Battle Angel Alita (Gunnm) has to be my favourite comic book series ever. It has everything I could ever want in a manga, great art, layered characters, oddball cultural references, and grand philosophical ideas. It is a sweeping modern myth about power, technology and self actualization. For years now, James Cameron has held the movie license to the Battle Angel, and many were outraged at his announcement that he was now in the “Avatar” business now, delaying a film version for years.
I for one, couldn’t happier. James Cameron is great at making billions of dollars, but there is no way he could muster the nuance and subtlety to make Battle Angel Alita the way it should be. Take this scene over here with Alita and Shumira. It’s a giant spoiler, so I’m not going to give any context, but look at that mix of hurt, regret, guilt, and love in Alita’s eyes. This scene right here was a triumph of Yukito Kishiro’s artistic ability. We won’t see something like this in James Cameron’s Battle Angel Alita.

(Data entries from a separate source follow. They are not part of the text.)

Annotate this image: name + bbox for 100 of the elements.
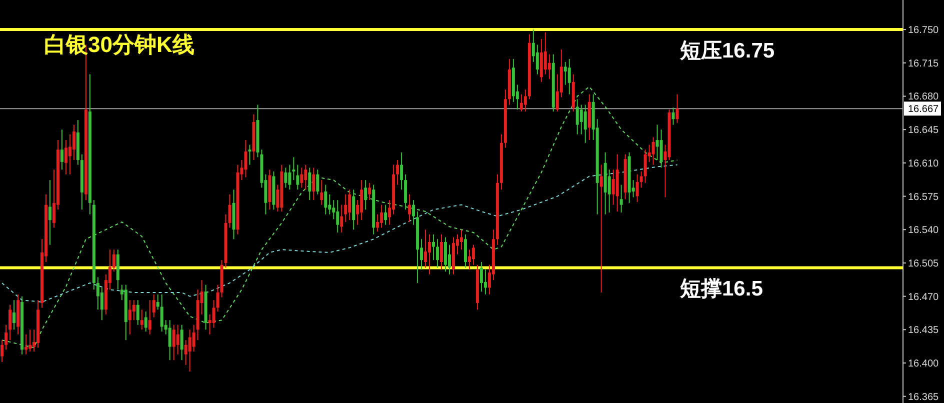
y-tick-label: 16.400: [908, 358, 940, 370]
y-tick-label: 16.505: [908, 258, 940, 270]
candlestick: [636, 174, 639, 202]
candlestick: [444, 236, 448, 272]
y-tick-label: 16.435: [908, 325, 940, 336]
candlestick: [660, 129, 663, 168]
candlestick: [212, 300, 216, 328]
candlestick: [428, 234, 432, 275]
candlestick: [248, 144, 252, 166]
y-tick-label: 16.680: [908, 92, 940, 103]
candlestick: [612, 169, 615, 206]
candlestick: [296, 164, 300, 190]
candlestick: [300, 167, 304, 188]
candlestick: [644, 149, 647, 184]
candlestick: [308, 167, 312, 201]
candlestick: [100, 287, 104, 321]
candlestick: [472, 244, 475, 266]
candlestick: [336, 200, 340, 233]
y-tick-label: 16.470: [908, 292, 940, 303]
candlestick: [288, 164, 292, 190]
y-tick-label: 16.715: [908, 58, 940, 70]
candlestick: [424, 229, 428, 268]
candlestick: [216, 284, 220, 312]
candlestick: [136, 300, 140, 326]
candlestick: [292, 156, 296, 181]
candlestick: [384, 204, 388, 226]
candlestick: [148, 300, 152, 335]
candlestick: [48, 180, 52, 246]
candlestick: [364, 180, 368, 210]
candlestick: [436, 238, 440, 268]
candlestick: [464, 234, 467, 268]
candlestick: [524, 89, 527, 112]
candlestick: [412, 200, 416, 226]
candlestick: [168, 320, 172, 361]
candlestick: [156, 294, 160, 310]
candlestick: [324, 184, 328, 215]
candlestick: [284, 167, 288, 188]
candlestick: [160, 294, 164, 332]
candlestick: [408, 194, 412, 222]
candlestick: [536, 44, 539, 75]
candlestick: [568, 58, 571, 95]
candlestick: [548, 54, 551, 80]
candlestick: [176, 324, 180, 355]
candlestick: [448, 244, 451, 275]
candlestick: [0, 340, 4, 363]
candlestick: [348, 189, 352, 221]
candlestick: [432, 234, 436, 261]
candlestick: [12, 300, 16, 330]
candlestick: [352, 189, 356, 230]
candlestick: [600, 164, 603, 293]
candlestick: [244, 140, 248, 178]
y-tick-label: 16.750: [908, 25, 940, 36]
candlestick: [484, 269, 487, 295]
candlestick: [320, 180, 324, 206]
candlestick: [360, 180, 364, 221]
candlestick: [676, 94, 679, 124]
candlestick: [60, 129, 64, 170]
candlestick: [468, 249, 471, 270]
candlestick: [144, 311, 148, 332]
candlestick: [316, 169, 320, 195]
y-tick-label: 16.575: [908, 192, 940, 203]
candlestick: [396, 160, 400, 186]
candlestick: [400, 152, 404, 190]
candlestick: [380, 204, 384, 228]
candlestick: [368, 182, 372, 201]
ref-line-label: 16.667: [908, 104, 940, 116]
candlestick: [152, 294, 156, 318]
candlestick: [4, 324, 8, 350]
candlestick: [64, 140, 68, 175]
candlestick: [376, 214, 380, 232]
candlestick: [132, 300, 136, 321]
candlestick: [128, 300, 132, 335]
candlestick: [656, 124, 659, 161]
candlestick: [544, 32, 547, 75]
candlestick: [564, 61, 567, 86]
candlestick: [460, 229, 463, 250]
candlestick: [344, 194, 348, 222]
candlestick: [580, 104, 583, 135]
candlestick: [68, 134, 72, 175]
candlestick: [8, 304, 12, 341]
candlestick: [28, 329, 32, 352]
y-tick-label: 16.610: [908, 158, 940, 170]
ref-line-label: 短压16.75: [679, 40, 775, 63]
candlestick: [172, 324, 176, 361]
y-tick-label: 16.645: [908, 125, 940, 136]
candlestick: [404, 174, 408, 210]
text: 白银30分钟K线: [44, 32, 194, 57]
candlestick: [672, 107, 675, 126]
candlestick: [620, 184, 623, 213]
candlestick: [96, 276, 100, 310]
candlestick: [304, 164, 308, 190]
candlestick: [188, 329, 192, 372]
candlestick: [340, 204, 344, 233]
candlestick: [192, 324, 196, 352]
candlestick: [520, 94, 523, 112]
candlestick: [140, 309, 144, 330]
candlestick: [184, 340, 188, 366]
ref-line-label: 短撑16.5: [679, 278, 764, 301]
y-tick-label: 16.540: [908, 225, 940, 236]
line-series: [2, 164, 678, 302]
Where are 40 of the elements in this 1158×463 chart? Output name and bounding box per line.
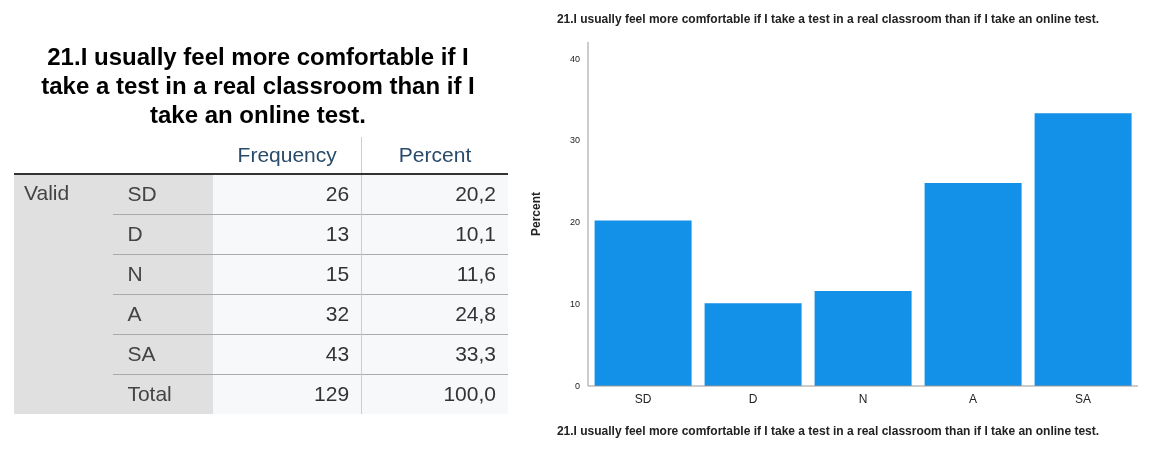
series-label: Frequency [236,142,338,168]
data-label: 13 [213,214,362,254]
data-label: 32 [213,294,362,334]
bar [594,220,692,386]
data-label: 129 [213,374,362,414]
category-label: SA [113,334,214,374]
x-axis-title: 21.I usually feel more comfortable if I take a test in a real classroom than if I take an online test. [555,424,1101,438]
category-label: D [113,214,214,254]
data-label: 24,8 [361,294,508,334]
x-tick-label: D [748,391,758,406]
data-label: 15 [213,254,362,294]
x-tick-label: N [858,391,868,406]
bar [814,290,912,386]
x-tick-label: SA [1074,391,1092,406]
category-label: Total [113,374,214,414]
bar [1034,113,1132,386]
x-tick-label: SD [634,391,652,406]
data-label: 100,0 [361,374,508,414]
category-label: A [113,294,214,334]
data-label: 20,2 [361,174,508,214]
y-tick-label: 20 [569,217,580,228]
y-axis-title: Percent [529,191,544,237]
bar [924,182,1022,386]
x-tick-label: A [968,391,978,406]
y-tick-label: 40 [569,53,580,64]
chart-title: 21.I usually feel more comfortable if I take a test in a real classroom than if I take an online test. [555,11,1101,28]
data-label: 10,1 [361,214,508,254]
y-tick-label: 30 [569,135,580,146]
text: 21.I usually feel more comfortable if I take a test in a real classroom than if I take an online test. [40,42,476,130]
series-label: Percent [361,137,508,174]
data-label: 33,3 [361,334,508,374]
y-tick-label: 0 [574,381,580,392]
text: Valid [14,174,114,414]
y-tick-label: 10 [569,299,580,310]
data-label: 11,6 [361,254,508,294]
category-label: N [113,254,214,294]
category-label: SD [113,174,214,214]
bar [704,303,802,386]
data-label: 26 [213,174,362,214]
data-label: 43 [213,334,362,374]
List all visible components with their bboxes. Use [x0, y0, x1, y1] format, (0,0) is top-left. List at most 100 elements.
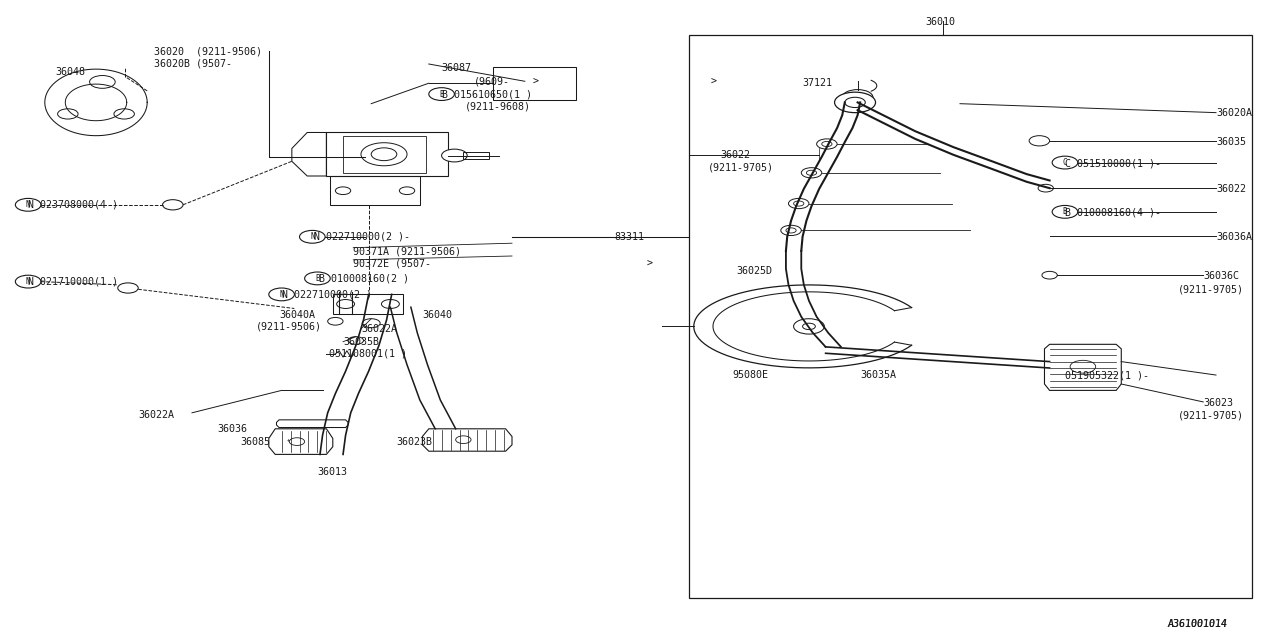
Bar [463, 152, 489, 159]
Circle shape [335, 187, 351, 195]
Text: 36022A: 36022A [138, 410, 174, 420]
Text: 36025D: 36025D [736, 266, 772, 276]
Text: 36035: 36035 [1216, 137, 1245, 147]
Text: N: N [26, 200, 31, 209]
Circle shape [15, 198, 41, 211]
Text: (9211-9705): (9211-9705) [1178, 411, 1244, 421]
Text: B: B [439, 90, 444, 99]
Circle shape [114, 109, 134, 119]
Circle shape [1052, 156, 1078, 169]
Text: >: > [646, 259, 653, 269]
Text: N 021710000(1 ): N 021710000(1 ) [28, 276, 118, 287]
Bar [493, 67, 576, 100]
Text: 36022: 36022 [721, 150, 750, 160]
Text: C 051510000(1 )-: C 051510000(1 )- [1065, 158, 1161, 168]
Text: B 010008160(4 )-: B 010008160(4 )- [1065, 207, 1161, 218]
Circle shape [361, 143, 407, 166]
Circle shape [1070, 360, 1096, 373]
Text: N: N [26, 277, 31, 286]
Text: 36022: 36022 [1216, 184, 1245, 194]
Text: 36023: 36023 [1203, 398, 1233, 408]
Text: >: > [532, 76, 539, 86]
Text: N: N [310, 232, 315, 241]
Text: 90372E (9507-: 90372E (9507- [353, 259, 431, 269]
Text: 36036: 36036 [218, 424, 247, 434]
Circle shape [337, 300, 355, 308]
Text: >: > [710, 76, 717, 86]
Circle shape [822, 141, 832, 147]
Text: 36036C: 36036C [1203, 271, 1239, 282]
Circle shape [399, 187, 415, 195]
Text: N: N [279, 290, 284, 299]
Text: 36048: 36048 [55, 67, 84, 77]
Circle shape [328, 317, 343, 325]
Text: A361001014: A361001014 [1167, 619, 1228, 629]
Text: 95080E: 95080E [732, 370, 768, 380]
Bar [343, 136, 426, 173]
Text: B: B [1062, 207, 1068, 216]
Text: C: C [1062, 158, 1068, 167]
Circle shape [362, 319, 380, 328]
Text: N 023708000(4 ): N 023708000(4 ) [28, 200, 118, 210]
Bar [326, 132, 448, 176]
Circle shape [806, 170, 817, 175]
Text: 36085: 36085 [241, 436, 270, 447]
Circle shape [15, 275, 41, 288]
Circle shape [1042, 271, 1057, 279]
Circle shape [786, 228, 796, 233]
Circle shape [269, 288, 294, 301]
Text: A361001014: A361001014 [1167, 619, 1228, 629]
Circle shape [429, 88, 454, 100]
Circle shape [58, 109, 78, 119]
Text: 36022A: 36022A [361, 324, 397, 334]
Text: 36020  (9211-9506): 36020 (9211-9506) [154, 46, 261, 56]
Text: 051905322(1 )-: 051905322(1 )- [1065, 370, 1149, 380]
Text: +: + [287, 437, 289, 442]
Circle shape [381, 300, 399, 308]
Text: 36035A: 36035A [860, 370, 896, 380]
Circle shape [300, 230, 325, 243]
Text: B 010008160(2 ): B 010008160(2 ) [319, 273, 408, 284]
Text: 051108001(1 ): 051108001(1 ) [329, 349, 407, 359]
Circle shape [163, 200, 183, 210]
Circle shape [788, 198, 809, 209]
Circle shape [348, 337, 364, 344]
Bar [333, 294, 403, 314]
Text: (9609-: (9609- [474, 76, 509, 86]
Circle shape [801, 168, 822, 178]
Text: 36023B: 36023B [397, 436, 433, 447]
Circle shape [803, 323, 815, 330]
Circle shape [456, 436, 471, 444]
Circle shape [1038, 184, 1053, 192]
Text: (9211-9506): (9211-9506) [256, 321, 323, 332]
Bar [689, 35, 1252, 598]
Circle shape [1052, 205, 1078, 218]
Text: 36013: 36013 [317, 467, 347, 477]
Circle shape [442, 149, 467, 162]
Circle shape [794, 201, 804, 206]
Circle shape [850, 93, 865, 101]
Text: 36040A: 36040A [279, 310, 315, 320]
Circle shape [289, 438, 305, 445]
Text: 83311: 83311 [614, 232, 644, 242]
Text: 90371A (9211-9506): 90371A (9211-9506) [353, 246, 461, 257]
Circle shape [794, 319, 824, 334]
Circle shape [1029, 136, 1050, 146]
Text: N 022710000(2 )-: N 022710000(2 )- [314, 232, 410, 242]
Circle shape [835, 92, 876, 113]
Circle shape [305, 272, 330, 285]
Text: (9211-9608): (9211-9608) [465, 102, 531, 112]
Circle shape [842, 90, 873, 105]
Text: 37121: 37121 [803, 78, 832, 88]
Circle shape [90, 76, 115, 88]
Text: B: B [315, 274, 320, 283]
Text: (9211-9705): (9211-9705) [708, 163, 774, 173]
Text: N 022710000(2 ): N 022710000(2 ) [282, 289, 371, 300]
Text: 36010: 36010 [925, 17, 956, 28]
Circle shape [371, 148, 397, 161]
Text: 36040: 36040 [422, 310, 452, 320]
Circle shape [118, 283, 138, 293]
Text: 36036A: 36036A [1216, 232, 1252, 242]
Text: B 015610650(1 ): B 015610650(1 ) [442, 89, 531, 99]
Text: 36035B: 36035B [343, 337, 379, 347]
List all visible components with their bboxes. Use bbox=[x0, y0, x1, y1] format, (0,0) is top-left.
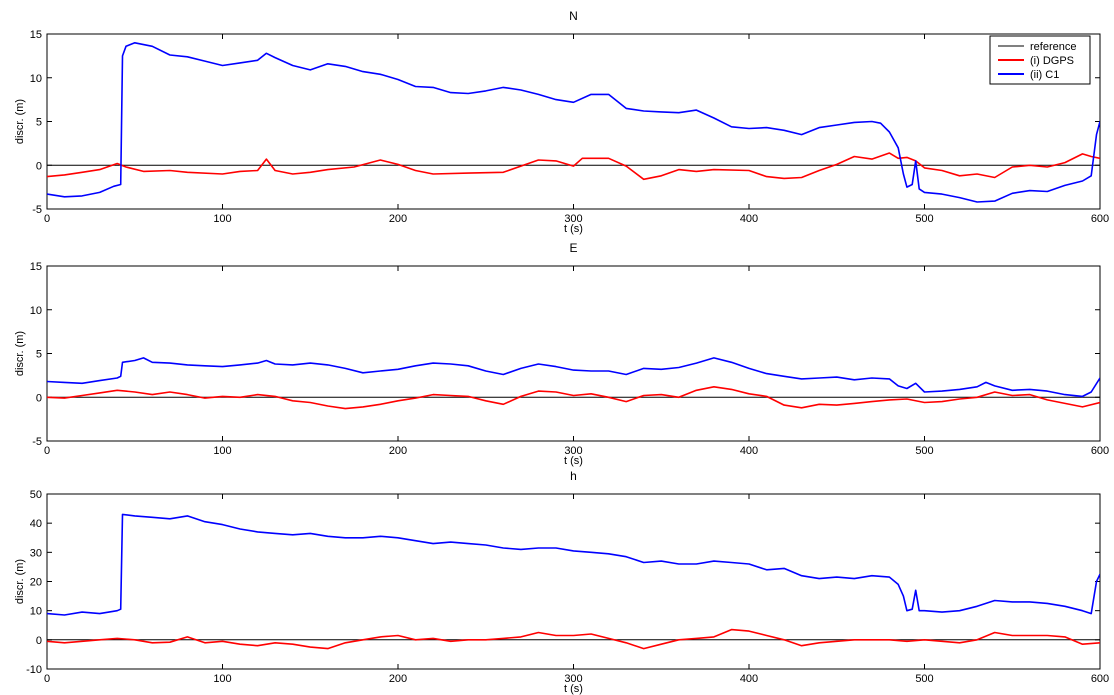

The problem with strong female characters in Cameron’s movies is that they all seem to be on some kind of pedestal for bad-asses. Remember the TV series Dark Angel, James Cameron’s first attempt at something Battle Angel Alita-like? It was like a TV version Kate Beaton’s “Strong Female Characters” team. The main character couldn’t go five minutes without making some overture about what a bad-ass she was. The moral dilemmas she had to deal with were nothing but straw men she could high-kick down like it was “no big dealio”. It was patronizing, annoying, and boring. Real heroes, the kind that stay in our collective unconscious, don’t just run around punching people. They have to make painful decisions, face their fears, and look weak like the rest of us, despite any fantastic powers they have or three point landings they accomplish.